If a monopolist is producing a quqnity that generates MC=Mr,then profit:

a) is maximized
b) is maximized only if MC=p
c) can be increased by increasing production
d) can be increased by decreasing production

The correct answer is a) Profit is maximized if a monopolist is producing a quantity that generates marginal cost (MC) equal to marginal revenue (MR).

To understand why, let's break it down:

1. Monopoly: A monopolist is the sole provider of a good or service in the market, which means it has control over the supply and price.

2. Marginal Cost (MC): MC represents the additional cost required to produce an additional unit of the good or service. It is calculated by dividing the change in total cost by the change in quantity produced.

3. Marginal Revenue (MR): MR is the additional revenue generated by selling an additional unit of the good or service. In a monopoly, since the monopolist is the only seller, MR is equal to the price (P) of the good or service.

Now, let's analyze the options:

a) Profit is maximized: If a monopolist wants to maximize its profit, it needs to produce at the quantity where MC equals MR. Why?

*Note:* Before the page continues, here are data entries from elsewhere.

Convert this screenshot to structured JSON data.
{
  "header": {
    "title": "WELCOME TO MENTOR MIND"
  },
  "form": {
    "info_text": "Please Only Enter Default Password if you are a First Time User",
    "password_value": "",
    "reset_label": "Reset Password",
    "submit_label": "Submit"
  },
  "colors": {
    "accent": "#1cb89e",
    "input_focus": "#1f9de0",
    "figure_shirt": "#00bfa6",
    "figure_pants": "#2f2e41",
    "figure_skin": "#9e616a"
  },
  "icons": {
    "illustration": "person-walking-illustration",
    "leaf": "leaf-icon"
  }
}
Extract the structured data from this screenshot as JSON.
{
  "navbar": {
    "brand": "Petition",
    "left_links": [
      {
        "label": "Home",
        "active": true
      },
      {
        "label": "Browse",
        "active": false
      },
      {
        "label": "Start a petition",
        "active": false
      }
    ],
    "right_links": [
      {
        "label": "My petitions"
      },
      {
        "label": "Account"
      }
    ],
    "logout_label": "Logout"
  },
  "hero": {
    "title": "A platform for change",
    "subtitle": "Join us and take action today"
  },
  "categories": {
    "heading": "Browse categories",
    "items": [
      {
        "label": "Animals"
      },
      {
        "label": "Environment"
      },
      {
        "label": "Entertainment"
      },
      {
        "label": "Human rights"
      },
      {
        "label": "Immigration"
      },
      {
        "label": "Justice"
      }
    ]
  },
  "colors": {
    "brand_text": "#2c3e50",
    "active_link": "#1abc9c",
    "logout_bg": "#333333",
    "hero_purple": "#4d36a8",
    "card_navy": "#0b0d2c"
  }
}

Because if MC is lower than MR, it means that the additional cost of producing another unit is less than the additional revenue that would be generated. Therefore, it would be profitable to increase production. On the other hand, if MC is higher than MR, it means that the additional cost is higher than the additional revenue, and it would be more profitable to decrease production. Thus, maximizing profit requires setting MC equal to MR.

b) MC equals p: This statement is not entirely accurate. In a perfectly competitive market, where a monopoly doesn't exist, MC would equal the price (P). However, in a monopoly, since the monopolist has market power, MC does not necessarily equal the price. The monopolist has the ability to set the price above MC, generating additional profit.

c) Increased production increases profit: This statement is not necessarily true. Increasing production can lead to both increasing or decreasing profit, depending on the relationship between MC and MR. If MC is lower than MR, increasing production would generate more revenue than cost, resulting in increased profit. However, if MC is higher than MR, increasing production would generate more cost than revenue, resulting in decreased profit.

d) Decreased production increases profit: This statement is not necessarily true either. If MC is lower than MR, decreasing production would reduce costs more than the reduction in revenue, resulting in decreased profit. However, if MC is higher than MR, decreasing production would reduce costs less than the reduction in revenue, resulting in increased profit.

In summary, a monopolist maximizes profit by producing the quantity where MC equals MR (option a). This ensures that the additional cost and additional revenue are balanced, leading to the highest possible profit.